Bad Mergentheim. Es ist schon seltsam. Jeden Tag laufen zahlreiche Passanten an ihm vorbei. Wer aber nimmt Notiz von ihm? Wer unterbricht den Spaziergang im Kurpark und bleibt einfach mal stehen? Wer fragt sich, was bedeutet diese Figur? Warum steht sie hier? Warum schleppt ein Mann ein Kreuz auf seiner linken Schulter hier durch den Kurpark von Bad Mergentheim? Weiß er eigentlich, warum er das macht? Was will er uns damit sagen?
Die Stifter Johann Christoph Rhodius und Anna Barbara Rhodius
Mit diesen oder ähnlichen Fragen haben sich sicherlich auch Johann Christoph Rhodius und seine Frau Anna Barbara Rhodiusin vor 300 Jahren beschäftigt, denn sie ließen 1725 vor den Toren Mergentheims, im Bereich des heutigen Kurparks, den so genannten Kreuzschlepper errichten. In der Nähe des Musikpavillons steht auf einem massig-quadratischen Sockel eine zwei Meter hohe Christusfigur, gebeugt unter der Last des schweren, todbringenden Kreuzes.
Der hohe und breite Sockel aus rotem Sandstein, auf dem der leidende Christus zwischen vier Pinienzapfen das Kreuz trägt, besteht aus mehreren Teilen. Zwischen den Weinrebenreliefs auf der linken und rechten Seite ist ein langer Text eingraviert, der sich über 21 Zeilen erstreckt und der Passanten, wenn sie stehen bleiben und zu lesen beginnen, direkt anspricht (wir haben den Text leicht verändert, zusammengefasst und in unser heutiges Deutsch übertragen, um ihn verständlicher zu machen).

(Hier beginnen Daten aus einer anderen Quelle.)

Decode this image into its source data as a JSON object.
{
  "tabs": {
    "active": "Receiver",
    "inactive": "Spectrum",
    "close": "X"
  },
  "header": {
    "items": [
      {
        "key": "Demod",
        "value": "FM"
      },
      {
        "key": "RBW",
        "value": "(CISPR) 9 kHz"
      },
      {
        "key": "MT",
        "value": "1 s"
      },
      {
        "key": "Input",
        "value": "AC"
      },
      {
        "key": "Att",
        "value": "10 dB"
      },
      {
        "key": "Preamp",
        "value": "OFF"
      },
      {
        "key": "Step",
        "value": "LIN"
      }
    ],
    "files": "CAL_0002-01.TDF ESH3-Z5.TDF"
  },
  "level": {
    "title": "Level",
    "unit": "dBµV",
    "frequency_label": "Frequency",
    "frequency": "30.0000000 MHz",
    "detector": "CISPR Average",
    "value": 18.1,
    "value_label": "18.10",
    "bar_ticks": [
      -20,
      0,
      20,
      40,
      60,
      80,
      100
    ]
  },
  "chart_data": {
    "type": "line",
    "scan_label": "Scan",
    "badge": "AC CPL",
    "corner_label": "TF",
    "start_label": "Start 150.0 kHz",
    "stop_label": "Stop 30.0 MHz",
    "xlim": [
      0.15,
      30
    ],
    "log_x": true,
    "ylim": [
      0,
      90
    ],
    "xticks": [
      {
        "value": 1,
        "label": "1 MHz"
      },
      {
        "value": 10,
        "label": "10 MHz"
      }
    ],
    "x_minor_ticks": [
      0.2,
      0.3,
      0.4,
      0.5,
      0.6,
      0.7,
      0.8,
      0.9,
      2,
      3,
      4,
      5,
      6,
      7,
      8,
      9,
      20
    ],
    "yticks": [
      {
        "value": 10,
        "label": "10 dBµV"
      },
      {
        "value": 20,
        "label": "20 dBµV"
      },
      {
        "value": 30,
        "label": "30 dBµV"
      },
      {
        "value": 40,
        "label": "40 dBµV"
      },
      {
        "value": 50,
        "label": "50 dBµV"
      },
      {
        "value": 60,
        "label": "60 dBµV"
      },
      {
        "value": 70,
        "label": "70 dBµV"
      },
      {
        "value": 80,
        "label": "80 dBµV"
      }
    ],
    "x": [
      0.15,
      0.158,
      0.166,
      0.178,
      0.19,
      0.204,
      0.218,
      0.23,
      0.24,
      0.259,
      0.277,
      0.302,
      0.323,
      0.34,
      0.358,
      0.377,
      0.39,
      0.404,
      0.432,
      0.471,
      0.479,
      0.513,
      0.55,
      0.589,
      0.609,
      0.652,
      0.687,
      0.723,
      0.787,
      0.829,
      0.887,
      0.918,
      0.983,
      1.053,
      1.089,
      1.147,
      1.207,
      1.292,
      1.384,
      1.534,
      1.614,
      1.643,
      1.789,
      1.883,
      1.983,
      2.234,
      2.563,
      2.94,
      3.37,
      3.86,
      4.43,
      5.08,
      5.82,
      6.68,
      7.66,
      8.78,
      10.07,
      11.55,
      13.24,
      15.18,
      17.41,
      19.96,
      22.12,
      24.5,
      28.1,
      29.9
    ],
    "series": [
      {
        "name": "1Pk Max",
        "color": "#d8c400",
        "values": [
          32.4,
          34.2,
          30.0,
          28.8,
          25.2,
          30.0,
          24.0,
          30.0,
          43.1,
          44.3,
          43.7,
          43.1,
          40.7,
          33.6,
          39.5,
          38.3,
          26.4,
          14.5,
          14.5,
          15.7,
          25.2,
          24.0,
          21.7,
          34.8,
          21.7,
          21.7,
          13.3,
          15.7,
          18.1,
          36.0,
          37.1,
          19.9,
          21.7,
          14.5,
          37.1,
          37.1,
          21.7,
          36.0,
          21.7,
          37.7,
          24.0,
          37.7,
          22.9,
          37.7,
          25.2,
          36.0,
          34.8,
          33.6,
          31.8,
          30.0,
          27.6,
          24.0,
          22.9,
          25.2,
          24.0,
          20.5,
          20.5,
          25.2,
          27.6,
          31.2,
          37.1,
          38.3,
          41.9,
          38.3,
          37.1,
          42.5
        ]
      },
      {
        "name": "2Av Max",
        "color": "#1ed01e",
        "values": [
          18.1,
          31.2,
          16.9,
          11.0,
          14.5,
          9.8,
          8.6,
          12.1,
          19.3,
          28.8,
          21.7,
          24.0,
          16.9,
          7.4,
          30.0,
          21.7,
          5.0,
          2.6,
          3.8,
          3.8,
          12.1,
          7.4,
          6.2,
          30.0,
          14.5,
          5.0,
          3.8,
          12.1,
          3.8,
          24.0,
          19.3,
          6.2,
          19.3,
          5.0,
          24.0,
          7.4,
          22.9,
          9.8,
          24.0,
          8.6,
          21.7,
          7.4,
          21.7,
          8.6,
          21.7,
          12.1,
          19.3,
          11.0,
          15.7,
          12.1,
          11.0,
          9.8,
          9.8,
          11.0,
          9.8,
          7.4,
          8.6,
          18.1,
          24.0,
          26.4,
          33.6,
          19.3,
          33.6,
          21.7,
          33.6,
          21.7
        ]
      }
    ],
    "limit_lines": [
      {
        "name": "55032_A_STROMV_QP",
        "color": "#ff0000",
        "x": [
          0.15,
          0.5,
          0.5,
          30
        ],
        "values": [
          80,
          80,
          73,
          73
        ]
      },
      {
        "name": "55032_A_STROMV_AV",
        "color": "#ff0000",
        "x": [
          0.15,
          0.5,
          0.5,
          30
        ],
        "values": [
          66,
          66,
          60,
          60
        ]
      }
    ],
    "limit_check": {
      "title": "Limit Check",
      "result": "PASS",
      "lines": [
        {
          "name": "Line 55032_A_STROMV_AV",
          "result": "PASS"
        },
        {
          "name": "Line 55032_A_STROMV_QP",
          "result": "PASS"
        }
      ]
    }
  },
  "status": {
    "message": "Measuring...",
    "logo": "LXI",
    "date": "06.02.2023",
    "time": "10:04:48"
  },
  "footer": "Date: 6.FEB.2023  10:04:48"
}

Der eindringliche Appell an den „Sünder“
Wer also zu lesen beginnt, wird aufgefordert: Stehe still. Dann folgen die Worte „Ach Sünder, weine und schau auf dieses Kreuz auf meinem Rücken und denke daran, dass dies deine Sünde getan hat, die mich so hart drückt. Sieh, wie die Last des schweren Kreuzes mir das Blut aus dem Leib presst, und du oh Sünder hast leider schon meiner ganz vergessen. Hab ich dich nicht oh Sünder geliebt? Und wie die Reben dem schwachen Leib den Saft zur Stärkung geben, so gebe ich mein Blut für dein Seligleben. In deiner Not rufst du um der Felderfrüchte Segen zu mir, und dennoch ist so wenig dir an deinem Gott gelegen. Nimm geduldig dein Kreuz auf dich und folge mir nach im Leiden. So soll der Tod auf ewiglich dich nicht von mir scheiden“.
Soweit dieser mahnende Text, der vor 300 Jahren geschrieben wurde und nichts von seiner Aktualität verloren hat.
Stifterinschrift und geplante Restaurierung durch die Kurverwaltung
Unter dem Text sind die Namen der beiden Stifter eingraviert. Auch die Jahreszahl 1725 oben am Sockel ist, wie überhaupt die ganze Schrift, kaum noch zu erkennen. Das soll sich aber hoffentlich ändern, denn die Kurverwaltung, die im Besitz des Bildstocks ist, will den Kreuzschlepper restaurieren. „Aktuell stehen wir diesbezüglich im Kontakt mit dem Denkmalschutz“, teilt Anna-Maria Schwab, Assistentin der Kurdirektion, auf FN-Anfrage mit.
Johann Christoph Rhodius war Apotheker, Bürgermeister, Gerichts- und Ratsassessor sowie als Heiligenpfleger tätig (zuständig für die Verwaltung des Vermögens der Kirchengemeinde, heute Kirchenpfleger). Seine Familie führte seit 1670 über sechs Generationen hinweg die Engel-Fachwerkapotheke am Marktplatz. Er erhielt im Jahr 1703 vom Deutschen Orden das Prädikat Hof- und Stadtapotheker. Dieses Privileg blieb in der Apothekerfamilie, bis der Deutsche Orden 1809 in Mergentheim aufgelöst wurde. Von ihm und seiner Frau findet sich in Mergentheim neben dem Kreuzschlepper auch eine Grabplatte mit Familienwappen in der Marienkirche.